What is the left anti join in PySpark?

The left anti join in PySpark is similar to the join functionality, but it returns only columns from the left DataFrame for non-matched records.

Syntax

DataFrame.join(<right_Dataframe>, on=None, how="leftanti")

OR

DataFrame.join(<right_Dataframe>, on=None, how="left_anti")

Parameters

The Dataframe above represents the left side (or left DataFrame) of the join operation.

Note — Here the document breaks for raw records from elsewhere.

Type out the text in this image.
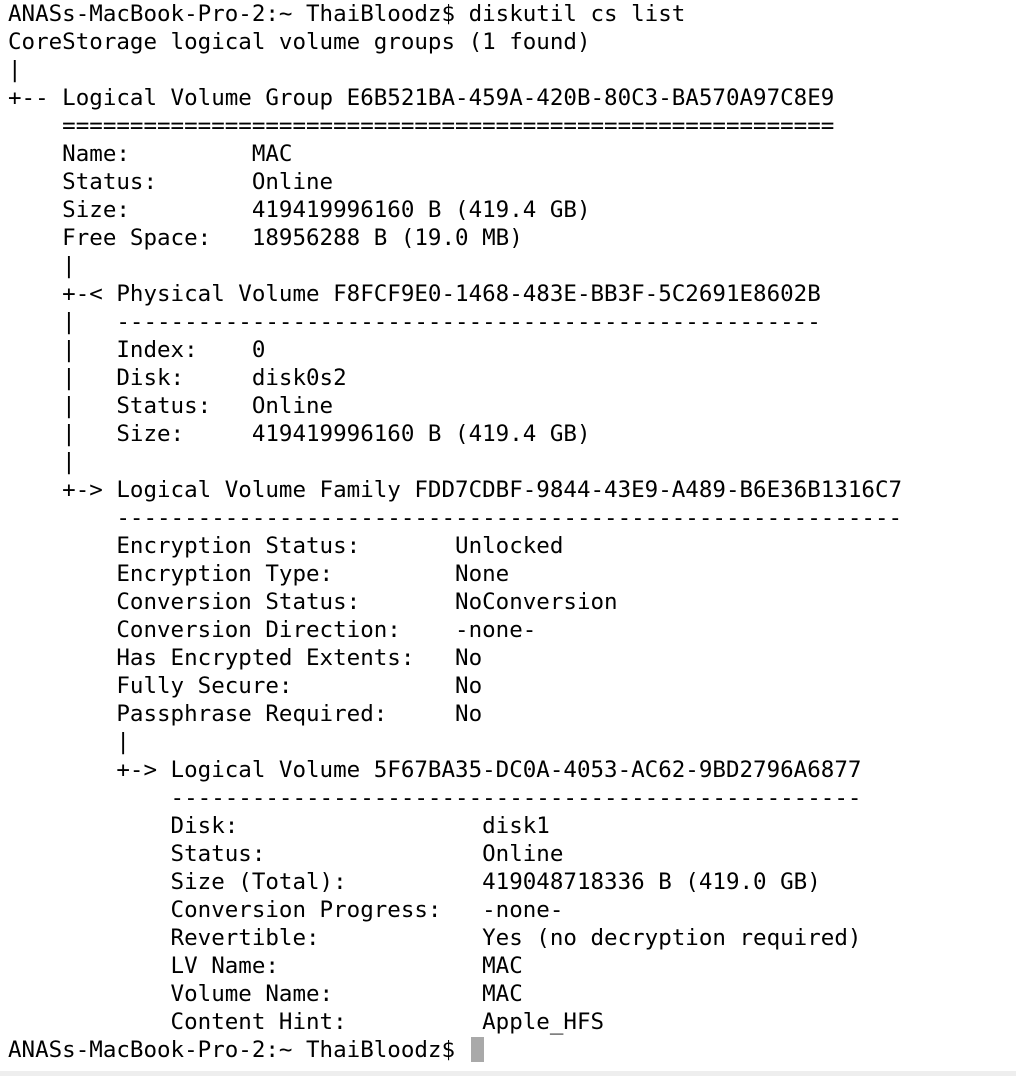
ANASs-MacBook-Pro-2:~ ThaiBloodz$ diskutil cs list
CoreStorage logical volume groups (1 found)
|
+-- Logical Volume Group E6B521BA-459A-420B-80C3-BA570A97C8E9
=========================================================
Name:         MAC
Status:       Online
Size:         419419996160 B (419.4 GB)
Free Space:   18956288 B (19.0 MB)
|
+-< Physical Volume F8FCF9E0-1468-483E-BB3F-5C2691E8602B
|   ----------------------------------------------------
|   Index:    0
|   Disk:     disk0s2
|   Status:   Online
|   Size:     419419996160 B (419.4 GB)
|
+-> Logical Volume Family FDD7CDBF-9844-43E9-A489-B6E36B1316C7
----------------------------------------------------------
Encryption Status:       Unlocked
Encryption Type:         None
Conversion Status:       NoConversion
Conversion Direction:    -none-
Has Encrypted Extents:   No
Fully Secure:            No
Passphrase Required:     No
|
+-> Logical Volume 5F67BA35-DC0A-4053-AC62-9BD2796A6877
---------------------------------------------------
Disk:                  disk1
Status:                Online
Size (Total):          419048718336 B (419.0 GB)
Conversion Progress:   -none-
Revertible:            Yes (no decryption required)
LV Name:               MAC
Volume Name:           MAC
Content Hint:          Apple_HFS
ANASs-MacBook-Pro-2:~ ThaiBloodz$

  • <right_Dataframe> - It represents the right side (or right DataFrame) of the join operation.
  • on - The column or a list of column names.
  • how - This indicates the type of the join operation. As

Example

import pyspark
from pyspark.sql import SparkSession
spark = SparkSession.builder.appName('edpresso').getOrCreate()
data = [("Sam", "USA", "cs150", 23),
("Jolie", "UK", "mech421", 19),
("Gaby", "Canada", "botany456", 26),
("Celeste", "Australia", "cs150", 22)]
columns = ["student_name","country","course_id","age"]
df_1 = spark.createDataFrame(data = data, schema = columns)
data = [("Computer Science", "cs150"),
("Mechanical Engineering", "mech421")
]
columns = ["course_name","course_id"]
df_2 = spark.createDataFrame(data = data, schema = columns)
df_left_anti = df_1.join(df_2, on="course_id", how="leftanti")
df_left_anti.show(truncate=False)

Explanation

  • Lines 1–2: Import the pyspark and SparkSession.
  • Line 4: We create a SparkSession with the application name edpresso.
  • Lines 6–9: We define the dummy data for the first DataFrame.
  • Line 10: We define the columns for the first DataFrame.
  • Line 11: We create the first spark DataFrame df_1 with the dummy data in lines 6–9 and the columns in line 11.
  • Lines 13–17: The second DataFrame df_2 is created.
  • Line 19: We apply the left anti join between the df_1 and df_2 datasets.
  • Line 21: We simply display the output.